Could someone give me feedback regarding whether or not I'm on the right track for this proof? Thanks in advance!
Suppose that $ f,g\colon \mathbb{R}\to \mathbb{R}$ are each differentiable and that:
$\forall$ $x$ $\in \mathbb{R}$ $f'=g$.
$\forall$ $x$ $\in \mathbb{R}$ $g'=-f$.
$f(0)=0$.
$g(0)=1$.
Show that $\forall$ $x$ $\in \mathbb{R}$ $f^{2}+g^{2}=1$.

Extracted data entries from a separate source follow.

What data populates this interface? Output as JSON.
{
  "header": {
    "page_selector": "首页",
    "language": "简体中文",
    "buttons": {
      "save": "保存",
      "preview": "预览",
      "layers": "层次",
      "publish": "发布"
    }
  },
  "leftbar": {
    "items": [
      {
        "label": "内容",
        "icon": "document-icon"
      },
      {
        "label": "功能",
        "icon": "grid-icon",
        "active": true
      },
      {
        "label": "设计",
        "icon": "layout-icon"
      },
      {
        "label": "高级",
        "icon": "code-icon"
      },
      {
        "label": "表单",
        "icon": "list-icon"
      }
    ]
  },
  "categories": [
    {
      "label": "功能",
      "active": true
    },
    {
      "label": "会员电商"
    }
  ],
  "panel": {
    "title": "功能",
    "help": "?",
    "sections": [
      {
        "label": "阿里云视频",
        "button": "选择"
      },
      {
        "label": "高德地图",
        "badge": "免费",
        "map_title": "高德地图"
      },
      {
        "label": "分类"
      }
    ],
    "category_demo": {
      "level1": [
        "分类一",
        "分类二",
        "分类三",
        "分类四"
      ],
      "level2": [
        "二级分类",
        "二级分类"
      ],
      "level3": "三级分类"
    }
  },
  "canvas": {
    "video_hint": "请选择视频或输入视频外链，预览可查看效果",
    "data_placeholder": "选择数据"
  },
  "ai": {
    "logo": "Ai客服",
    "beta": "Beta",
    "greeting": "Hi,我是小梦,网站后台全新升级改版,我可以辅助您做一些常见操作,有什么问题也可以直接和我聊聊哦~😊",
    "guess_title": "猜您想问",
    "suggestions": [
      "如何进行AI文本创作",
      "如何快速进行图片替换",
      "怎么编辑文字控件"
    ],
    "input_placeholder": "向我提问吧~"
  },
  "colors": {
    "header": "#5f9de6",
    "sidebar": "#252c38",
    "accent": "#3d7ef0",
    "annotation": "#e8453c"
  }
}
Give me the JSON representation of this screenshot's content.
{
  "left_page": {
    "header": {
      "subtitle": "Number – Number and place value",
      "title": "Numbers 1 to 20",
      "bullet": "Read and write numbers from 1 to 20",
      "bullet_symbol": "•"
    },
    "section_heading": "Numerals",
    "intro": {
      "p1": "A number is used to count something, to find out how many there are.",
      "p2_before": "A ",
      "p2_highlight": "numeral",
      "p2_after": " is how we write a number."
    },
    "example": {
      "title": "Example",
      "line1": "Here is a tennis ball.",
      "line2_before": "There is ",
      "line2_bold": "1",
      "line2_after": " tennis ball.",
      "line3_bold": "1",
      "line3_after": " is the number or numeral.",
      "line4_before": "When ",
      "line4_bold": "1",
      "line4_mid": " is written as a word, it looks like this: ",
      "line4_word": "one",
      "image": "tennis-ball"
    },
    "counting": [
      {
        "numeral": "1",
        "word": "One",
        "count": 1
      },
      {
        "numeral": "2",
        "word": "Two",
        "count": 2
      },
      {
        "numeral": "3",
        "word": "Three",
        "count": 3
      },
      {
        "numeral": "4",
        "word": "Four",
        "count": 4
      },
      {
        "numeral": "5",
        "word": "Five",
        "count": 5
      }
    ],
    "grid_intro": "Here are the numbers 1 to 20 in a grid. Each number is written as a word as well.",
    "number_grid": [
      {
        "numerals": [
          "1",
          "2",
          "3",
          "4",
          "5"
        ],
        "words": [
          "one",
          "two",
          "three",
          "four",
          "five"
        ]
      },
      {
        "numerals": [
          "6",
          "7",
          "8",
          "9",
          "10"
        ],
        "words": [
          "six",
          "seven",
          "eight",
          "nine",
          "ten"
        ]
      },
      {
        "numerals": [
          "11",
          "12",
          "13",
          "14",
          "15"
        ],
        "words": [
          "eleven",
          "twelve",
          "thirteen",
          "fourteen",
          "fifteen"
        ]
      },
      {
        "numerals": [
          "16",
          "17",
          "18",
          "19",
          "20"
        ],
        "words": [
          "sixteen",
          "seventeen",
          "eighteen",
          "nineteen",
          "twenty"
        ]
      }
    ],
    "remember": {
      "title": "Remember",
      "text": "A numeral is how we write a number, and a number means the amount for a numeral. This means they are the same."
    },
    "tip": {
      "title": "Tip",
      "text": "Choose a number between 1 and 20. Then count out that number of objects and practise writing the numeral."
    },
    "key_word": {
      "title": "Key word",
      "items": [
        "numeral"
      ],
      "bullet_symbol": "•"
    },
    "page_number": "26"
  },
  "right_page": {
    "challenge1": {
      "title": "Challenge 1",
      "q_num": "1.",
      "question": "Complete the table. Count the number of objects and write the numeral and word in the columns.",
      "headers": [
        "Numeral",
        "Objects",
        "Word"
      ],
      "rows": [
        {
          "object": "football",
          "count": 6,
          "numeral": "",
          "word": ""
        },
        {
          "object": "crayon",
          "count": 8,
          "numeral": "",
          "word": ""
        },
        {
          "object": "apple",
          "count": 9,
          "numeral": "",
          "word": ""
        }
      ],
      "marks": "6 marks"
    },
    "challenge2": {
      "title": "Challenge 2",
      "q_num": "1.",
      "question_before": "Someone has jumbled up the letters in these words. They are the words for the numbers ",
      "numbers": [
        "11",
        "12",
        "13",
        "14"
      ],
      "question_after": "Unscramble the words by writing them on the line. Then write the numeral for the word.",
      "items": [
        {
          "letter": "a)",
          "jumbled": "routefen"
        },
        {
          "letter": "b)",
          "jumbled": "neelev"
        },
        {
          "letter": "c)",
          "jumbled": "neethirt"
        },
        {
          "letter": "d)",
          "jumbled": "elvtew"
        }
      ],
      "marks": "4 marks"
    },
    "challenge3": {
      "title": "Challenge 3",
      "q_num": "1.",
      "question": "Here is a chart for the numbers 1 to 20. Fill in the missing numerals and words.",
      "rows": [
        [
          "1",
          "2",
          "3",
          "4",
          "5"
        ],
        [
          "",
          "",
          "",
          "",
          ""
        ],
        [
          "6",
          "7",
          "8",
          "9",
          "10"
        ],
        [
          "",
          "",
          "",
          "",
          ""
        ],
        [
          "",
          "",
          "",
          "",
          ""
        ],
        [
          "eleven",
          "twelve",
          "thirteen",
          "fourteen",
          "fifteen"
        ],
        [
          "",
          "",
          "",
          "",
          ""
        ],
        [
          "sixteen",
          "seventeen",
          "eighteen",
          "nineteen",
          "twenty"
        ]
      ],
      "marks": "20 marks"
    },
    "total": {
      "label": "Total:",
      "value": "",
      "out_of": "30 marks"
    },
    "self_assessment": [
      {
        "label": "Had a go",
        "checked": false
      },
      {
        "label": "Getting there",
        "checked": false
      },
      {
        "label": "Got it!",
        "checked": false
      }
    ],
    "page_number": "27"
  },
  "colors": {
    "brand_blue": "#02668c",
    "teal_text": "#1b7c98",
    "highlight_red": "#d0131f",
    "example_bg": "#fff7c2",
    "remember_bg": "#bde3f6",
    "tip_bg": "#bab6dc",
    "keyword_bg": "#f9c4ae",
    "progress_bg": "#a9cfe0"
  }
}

This is what I was thinking:
We know $ f,g\colon \mathbb{R}\to \mathbb{R}$ are each
differentiable. Consequently by a theorem in the book, the product $fg$ is differentiable. More specifically, $(fg)'=f'g+g'f$. Since $f'=g$ $\forall$ $x$ $\in \mathbb{R}$ and $g'=-f$ $\forall$ $x$ $\in \mathbb{R}$ we have that $(fg)'=g^{2}-f^{2}$.
And now here lies my problem. I was trying to come up with different ways that sums or products would give me $g^{2}+f^{2}$ and then I could use the final two conditions. But haven't been able to do so. Am I on the right track? Or am I not making any sense?
It makes sense, but I don't see how the prove what you want to prove starting like that.
Note that$$(f^2+g^2)'=2ff'+2gg'=2(fg-gf)=0.$$Therefore, $f^2+g^2$ is constant. But $f^2(0)+g^2(0)=1$, and so $f^2+g^2=1$.